El resurgimiento de mediados de la década de 2010 no es una pequeña tendencia silenciosa. Está en todas partes. Desplázate por TikTok, camina por un centro comercial, abre una aplicación de belleza y lo verás claramente. Vuelven los collares tipo gargantilla. El labial mate vuelve a ser tendencia. La sombra de ojos de color naranja cálido ha reemplazado los looks suaves y neutros de principios de la década de 2020. Los Millennials y la Generación Z no hacen referencia casual a 2016. Lo están reconstruyendo por completo.
Este momento cultural tiene un nombre en los círculos de la cultura pop. Muchos lo llaman el renacimiento estético de 2016. Otros lo enmarcan como el regreso de la moda y la belleza de mediados de la década de 2010. Cualquiera que sea la etiqueta que elijas, el efecto es obvio. La era que nos dio los kits de labios de Kylie Jenner, los filtros para perros de Snapchat, las estrellas de Vine y el álbum “ANTI” de Rihanna es ahora el modelo de cómo quiere sentirse el 2026.
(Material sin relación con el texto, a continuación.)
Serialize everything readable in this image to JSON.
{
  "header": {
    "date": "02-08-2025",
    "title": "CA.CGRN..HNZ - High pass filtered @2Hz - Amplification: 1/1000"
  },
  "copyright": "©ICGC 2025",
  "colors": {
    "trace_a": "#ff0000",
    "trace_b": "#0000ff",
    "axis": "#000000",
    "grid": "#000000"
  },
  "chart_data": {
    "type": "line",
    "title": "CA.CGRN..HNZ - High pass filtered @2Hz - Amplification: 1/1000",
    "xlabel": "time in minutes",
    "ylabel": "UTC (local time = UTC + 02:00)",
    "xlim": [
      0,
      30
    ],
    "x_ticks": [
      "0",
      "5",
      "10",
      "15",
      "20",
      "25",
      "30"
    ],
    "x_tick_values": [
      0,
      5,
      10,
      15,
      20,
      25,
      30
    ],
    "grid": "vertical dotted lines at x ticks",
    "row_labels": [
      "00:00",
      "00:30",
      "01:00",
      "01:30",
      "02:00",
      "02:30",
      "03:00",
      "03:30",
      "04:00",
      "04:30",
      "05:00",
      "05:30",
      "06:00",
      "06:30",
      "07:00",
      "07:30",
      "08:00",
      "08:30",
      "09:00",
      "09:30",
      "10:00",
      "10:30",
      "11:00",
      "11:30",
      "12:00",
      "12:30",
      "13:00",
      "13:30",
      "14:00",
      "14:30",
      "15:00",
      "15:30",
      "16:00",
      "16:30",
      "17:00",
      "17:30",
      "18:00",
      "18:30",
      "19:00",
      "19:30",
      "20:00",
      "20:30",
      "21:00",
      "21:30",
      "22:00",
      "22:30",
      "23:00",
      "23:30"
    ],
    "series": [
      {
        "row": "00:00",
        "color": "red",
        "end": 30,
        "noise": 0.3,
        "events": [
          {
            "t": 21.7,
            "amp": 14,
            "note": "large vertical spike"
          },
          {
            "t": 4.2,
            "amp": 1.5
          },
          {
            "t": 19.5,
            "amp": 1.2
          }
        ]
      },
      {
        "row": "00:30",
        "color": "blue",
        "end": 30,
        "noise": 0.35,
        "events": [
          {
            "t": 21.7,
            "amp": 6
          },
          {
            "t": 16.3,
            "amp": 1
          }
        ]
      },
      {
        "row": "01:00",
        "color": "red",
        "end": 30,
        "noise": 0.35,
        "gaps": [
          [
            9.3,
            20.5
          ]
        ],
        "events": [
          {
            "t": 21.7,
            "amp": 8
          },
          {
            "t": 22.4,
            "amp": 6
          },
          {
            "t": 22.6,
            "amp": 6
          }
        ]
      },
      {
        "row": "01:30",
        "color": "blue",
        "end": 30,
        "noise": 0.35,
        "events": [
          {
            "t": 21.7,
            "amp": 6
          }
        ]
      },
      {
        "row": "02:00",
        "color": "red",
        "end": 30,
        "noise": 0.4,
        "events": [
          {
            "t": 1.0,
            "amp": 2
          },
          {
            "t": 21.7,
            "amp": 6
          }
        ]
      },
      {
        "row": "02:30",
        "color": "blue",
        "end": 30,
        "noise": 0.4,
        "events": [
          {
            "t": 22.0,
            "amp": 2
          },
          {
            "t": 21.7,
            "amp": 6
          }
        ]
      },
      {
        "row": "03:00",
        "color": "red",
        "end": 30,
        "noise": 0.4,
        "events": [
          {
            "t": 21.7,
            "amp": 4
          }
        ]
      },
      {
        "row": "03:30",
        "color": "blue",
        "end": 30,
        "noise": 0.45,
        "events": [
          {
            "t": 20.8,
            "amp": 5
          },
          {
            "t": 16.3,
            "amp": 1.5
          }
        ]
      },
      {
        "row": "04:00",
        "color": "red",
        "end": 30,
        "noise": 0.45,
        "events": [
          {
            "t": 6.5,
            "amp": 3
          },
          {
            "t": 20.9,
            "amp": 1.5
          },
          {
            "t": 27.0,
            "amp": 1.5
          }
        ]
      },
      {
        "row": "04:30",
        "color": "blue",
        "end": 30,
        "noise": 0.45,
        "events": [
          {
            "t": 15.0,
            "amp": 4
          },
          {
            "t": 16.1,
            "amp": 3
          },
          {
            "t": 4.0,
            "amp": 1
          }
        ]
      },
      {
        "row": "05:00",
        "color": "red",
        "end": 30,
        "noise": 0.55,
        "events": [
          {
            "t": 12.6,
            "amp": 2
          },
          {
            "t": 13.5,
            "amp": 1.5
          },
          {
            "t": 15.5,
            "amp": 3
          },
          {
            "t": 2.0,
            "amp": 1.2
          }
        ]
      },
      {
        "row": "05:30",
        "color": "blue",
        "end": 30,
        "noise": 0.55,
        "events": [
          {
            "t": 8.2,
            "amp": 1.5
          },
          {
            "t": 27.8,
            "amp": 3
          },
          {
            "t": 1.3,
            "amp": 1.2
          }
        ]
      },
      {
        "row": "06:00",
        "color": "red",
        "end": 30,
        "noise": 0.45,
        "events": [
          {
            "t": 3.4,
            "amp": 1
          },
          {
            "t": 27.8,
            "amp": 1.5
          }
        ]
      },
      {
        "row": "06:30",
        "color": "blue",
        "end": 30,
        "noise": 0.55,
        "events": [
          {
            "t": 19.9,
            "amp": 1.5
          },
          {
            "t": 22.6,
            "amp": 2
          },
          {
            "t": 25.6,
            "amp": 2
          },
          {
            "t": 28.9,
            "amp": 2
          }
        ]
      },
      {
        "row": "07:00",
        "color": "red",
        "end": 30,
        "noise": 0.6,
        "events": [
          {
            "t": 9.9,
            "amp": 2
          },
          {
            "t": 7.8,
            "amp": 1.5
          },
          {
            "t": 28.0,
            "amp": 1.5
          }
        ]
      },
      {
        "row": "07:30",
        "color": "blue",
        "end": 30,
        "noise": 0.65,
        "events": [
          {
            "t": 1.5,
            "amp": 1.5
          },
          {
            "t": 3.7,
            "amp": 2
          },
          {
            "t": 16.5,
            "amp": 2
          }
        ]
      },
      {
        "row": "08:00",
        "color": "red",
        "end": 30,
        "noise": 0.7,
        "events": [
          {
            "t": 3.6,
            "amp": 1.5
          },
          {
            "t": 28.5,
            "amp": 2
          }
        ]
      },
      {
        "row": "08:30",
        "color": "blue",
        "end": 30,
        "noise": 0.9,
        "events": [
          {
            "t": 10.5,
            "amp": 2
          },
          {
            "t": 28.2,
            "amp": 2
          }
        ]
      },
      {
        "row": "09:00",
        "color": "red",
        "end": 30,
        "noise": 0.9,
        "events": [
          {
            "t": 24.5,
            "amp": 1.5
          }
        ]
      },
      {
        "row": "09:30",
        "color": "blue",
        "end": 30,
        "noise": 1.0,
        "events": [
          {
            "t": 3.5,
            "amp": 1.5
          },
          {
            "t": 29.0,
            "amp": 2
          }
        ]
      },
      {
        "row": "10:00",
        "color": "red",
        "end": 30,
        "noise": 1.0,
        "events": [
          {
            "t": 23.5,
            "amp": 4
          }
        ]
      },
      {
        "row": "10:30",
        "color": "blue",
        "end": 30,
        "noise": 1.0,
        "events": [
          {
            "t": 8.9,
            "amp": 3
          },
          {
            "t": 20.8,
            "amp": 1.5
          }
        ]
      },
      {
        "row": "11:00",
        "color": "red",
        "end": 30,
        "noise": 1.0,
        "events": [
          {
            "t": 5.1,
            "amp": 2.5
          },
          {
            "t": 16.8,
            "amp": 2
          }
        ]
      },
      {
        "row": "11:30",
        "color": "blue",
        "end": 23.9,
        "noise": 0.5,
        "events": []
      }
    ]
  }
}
Para entender por qué este regreso es tan poderoso, es útil recordar cuán específico fue en realidad 2016. La moda se inclinaba audaz y ligeramente vanguardista. Había gargantillas de terciopelo negro por todas partes. Pantalones de cuero, chaquetas bomber, sudaderas con capucha de gran tamaño y botas hasta los muslos llenaron los feeds de Instagram. La cultura del outfit era ruidosa, no mínima.
La belleza era aún más ruidosa. El contorno era un ritual para todo el rostro, inspirado en las fotos de maquillaje detrás de escena de Kim Kardashian. Las cejas eran espesas, bien definidas y decididamente dramáticas. El marcador cegaba a propósito. Dominó el lápiz labial líquido mate, impulsado por las gotas Lip Kit de Kylie Jenner que se agotaron en minutos y convirtieron los lanzamientos de maquillaje en eventos culturales.
La música y la cultura pop se sentían igual de eléctricas. “ANTI” de Rihanna Beyoncé“Limonada” de Patolas “Vistas” y franco océano“Blonde” de “Blonde” llegó el mismo año, dando forma a listas de reproducción y líneas de tiempo de redes sociales a la vez. Los filtros de Snapchat convirtieron los selfies cotidianos en divertidos dibujos animados.
Vine creó estrellas virales en seis segundos. Pokémon GO reunió a millones de personas afuera persiguiendo criaturas digitales. Incluso los memes, desde Damn Daniel hasta Mannequin Challenge, parecían bromas compartidas en lugar de burbujas de contenido fragmentado.
Lo que hizo especial a 2016 no fueron sólo las tendencias. Así se movía la cultura pop. Las redes sociales todavía se sentían comunitarias. Un momento viral podría llegar a todos, ya sea la mamá de Chewbacca riéndose en su auto o Internet convirtiendo a un gorila llamado Harambe en un extraño héroe popular digital.
La cultura de los influencers también se encontraba en una fase muy diferente. James Charles se convirtió en el primer embajador masculino de CoverGirl en 2016 y fue innovador. Los gurús de la belleza de YouTube y los comediantes de Vine se estaban convirtiendo en celebridades convencionales por primera vez. Ser famoso en Internet me pareció experimental y divertido, no hipercorporativo. Esa sensación de descubrimiento es exactamente lo que las últimas generaciones están tratando de recuperar ahora.
Para la Generación Z, 2016 no es sólo una referencia de moda. Es un recuerdo emocional. La generación Z, mayor, apenas estaba entrando en la edad adulta. La generación Z más joven estaba descubriendo las redes sociales y la cultura pop por primera vez. Representa un momento compartido antes de los confinamientos, antes de los interminables titulares de crisis, antes de que la vida digital se volviera agotadora.
La pandemia cambió la forma en que los jóvenes ven el tiempo. Todo lo que parezca anterior a 2020 ahora tiene un peso emocional. 2016 se encuentra en ese punto ideal donde la tecnología era emocionante pero no abrumadora, donde la vida en línea parecía divertida en lugar de estresante.
En 2016, la gente bromeaba diciendo que el año estaba maldito. Lo que cambió es la perspectiva. 2026 es más complejo. La tecnología avanza más rápido. Los espacios en línea son más ruidosos. En ese contexto, mediados de la década de 2010 parecen sencillos, incluso cuando no lo eran.
Por eso el 2026 sigue llegando al 2016. No se trata de pretender que el pasado fue perfecto. Se trata de recuperar la alegría, la creatividad y el sentido de que la cultura pop pertenecía a todos.
La estética de mediados de la década de 2010 no es sólo una tendencia. Es una forma de decir que la diversión sigue importando. Y así fue como 2026 se convirtió en el nuevo 2016.